Voltemos ao segeiro.
-Vamos visitar a oficina do Carlos, pai? – era o meu convite.
Entrávamos, farsantes:
- Olha ali ao fundo, a grande roda-de-balanço… E mais além, encostada à parede, a arca;  normalmente guardava feno, para o caso de algum animal precisar de penso. Por isso lhe chamávamos o caixão da palha.
- O caixão do galego?
- Pois é isso mesmo, “o caixão do galego”. Ah já ta contei? Contada está.
Não ma contara a mim, a do galego, ouvira-lhe uma tarde, repetida para gáudio da bisa Júlia, na casa-de-fora da avó Otília.
Parava, pela oficina, um galego, maltês dos sete ofícios, e mil destinos. Deixavam-no pernoitar, ou refazer-se com umas horas sono, durante o dia. Acomodado na palha. Quando acordava, berrava que ia dar a volta ao mundo, agradecia a todos los amigos e Hasta la próxima!
Acontecia que os aprendizes, por chufa, assim que o galego pegava no sono, baixavam a tampa da arca. Nem os ruídos da oficina o perturbavam nem o seu ressonar de trompa diminuía o compasso do trabalho.
Quando despertava, havia risota e palmas. Empurrava vagarosamente a tampa. Sorriso de santo malandreco, erguia o tronco e anunciava, com o sinal da cruz:
- Rixuxitei! Estan todos perdonados.
O Filho do Homem redivivo das palhas, segundo a revisão bíblica do meu pai.
A nossa bisa Júlia, numa alegria ofegante, pedia mais­­­­­­­­­­­­­:
- Ó Tonico, conta a outra. Que patifes vocês eram!

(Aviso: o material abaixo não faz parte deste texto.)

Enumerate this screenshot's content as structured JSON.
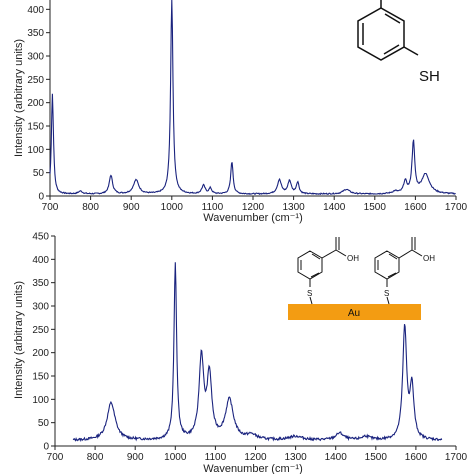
{
  "chart_data": [
    {
      "type": "line",
      "xlabel": "Wavenumber (cm⁻¹)",
      "ylabel": "Intensity (arbitrary units)",
      "xlim": [
        700,
        1700
      ],
      "ylim": [
        0,
        420
      ],
      "xticks": [
        "700",
        "800",
        "900",
        "1000",
        "1100",
        "1200",
        "1300",
        "1400",
        "1500",
        "1600",
        "1700"
      ],
      "yticks": [
        "0",
        "50",
        "100",
        "150",
        "200",
        "250",
        "300",
        "350",
        "400"
      ],
      "color": "#1a237e",
      "series": [
        {
          "baseline": 4,
          "peaks": [
            {
              "x": 706,
              "y": 215,
              "w": 3
            },
            {
              "x": 775,
              "y": 6,
              "w": 6
            },
            {
              "x": 850,
              "y": 40,
              "w": 5
            },
            {
              "x": 912,
              "y": 30,
              "w": 8
            },
            {
              "x": 1000,
              "y": 420,
              "w": 3.5
            },
            {
              "x": 1078,
              "y": 18,
              "w": 5
            },
            {
              "x": 1095,
              "y": 12,
              "w": 4
            },
            {
              "x": 1148,
              "y": 70,
              "w": 3.5
            },
            {
              "x": 1265,
              "y": 30,
              "w": 6
            },
            {
              "x": 1290,
              "y": 28,
              "w": 5
            },
            {
              "x": 1310,
              "y": 25,
              "w": 4
            },
            {
              "x": 1430,
              "y": 10,
              "w": 10
            },
            {
              "x": 1550,
              "y": 5,
              "w": 8
            },
            {
              "x": 1575,
              "y": 25,
              "w": 5
            },
            {
              "x": 1595,
              "y": 110,
              "w": 4
            },
            {
              "x": 1625,
              "y": 42,
              "w": 12
            }
          ]
        }
      ]
    },
    {
      "type": "line",
      "xlabel": "Wavenumber (cm⁻¹)",
      "ylabel": "Intensity (arbitrary units)",
      "xlim": [
        700,
        1700
      ],
      "ylim": [
        0,
        450
      ],
      "xticks": [
        "700",
        "800",
        "900",
        "1000",
        "1100",
        "1200",
        "1300",
        "1400",
        "1500",
        "1600",
        "1700"
      ],
      "yticks": [
        "0",
        "50",
        "100",
        "150",
        "200",
        "250",
        "300",
        "350",
        "400",
        "450"
      ],
      "color": "#1a237e",
      "series": [
        {
          "baseline": 12,
          "peaks": [
            {
              "x": 840,
              "y": 80,
              "w": 12
            },
            {
              "x": 1000,
              "y": 375,
              "w": 4
            },
            {
              "x": 1065,
              "y": 175,
              "w": 7
            },
            {
              "x": 1085,
              "y": 135,
              "w": 7
            },
            {
              "x": 1135,
              "y": 85,
              "w": 12
            },
            {
              "x": 1190,
              "y": 10,
              "w": 15
            },
            {
              "x": 1300,
              "y": 8,
              "w": 20
            },
            {
              "x": 1410,
              "y": 15,
              "w": 12
            },
            {
              "x": 1475,
              "y": 8,
              "w": 12
            },
            {
              "x": 1572,
              "y": 238,
              "w": 6
            },
            {
              "x": 1590,
              "y": 110,
              "w": 6
            }
          ]
        }
      ]
    }
  ],
  "molecules": {
    "top": {
      "substituent": "SH"
    },
    "bottom": {
      "acid_label_1": "OH",
      "acid_label_2": "OH",
      "sulfur_1": "S",
      "sulfur_2": "S",
      "substrate_label": "Au",
      "substrate_color": "#f39c12"
    }
  }
}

Começava a ouvir-se o ronco do galego, quando um aprendiz, não satisfeito por a arca já se encontrar fechada, refinou a partida:
Ó pessoal, ajudem-me a pôr aquela roda em cima da tampa.
Tratava-se de uma roda de nora, em ferro, cujos dentes tinham de ser rectificados, para poderem continuar a içar os alcatruzes da profundeza do poço.
Quatro esforçados pares de braços, assentaram a carga metálica. E voltaram às suas lidas.
Acordado, retido no interior da arca, berrava o galego por liberdade. Insultos, ameaças, rogos. Nada!
A certa altura, o drama:
Xá estói todo mixado!
-Ai Tonico. Cala-te, se não ficamos como esse coitado.

Outra imagem da oficina, guardada por meu pai até fim da vida era a da passagem dos carreiros de Alcobaça, para a feira da Piedade. Carros de bois, atulhados com cestos de maçãs. Saíam pouco depois do sol-posto de sexta-feira, seguiam por S. Jorge, Porto de Mós; venciam a serra; descendo  por Alcanede, Tremes… E paravam, no fim do sábado, em frente da oficina.
Ofereciam água ao gado, petiscavam com o pessoal, retomavam a caminhada. Até à feira. Deixavam maçãs-de-espelho, camoeses – um fartote –, esvaziavam uns púcaros de água-pé. Elogiavam a bebida e as azeitonas pisadas.
Prometiam voltar, no regresso. Por norma, não cumpriam. Com os carros aliviados, dois dias mais, tarde, rumavam por Rio Maior, até à terra de origem.
A serra dos Candeeiros não tinha altura suficiente para separar os povos  das suas encostas.

Nota: A 18 de Novembro de 2013, seria o centenário do meu pai.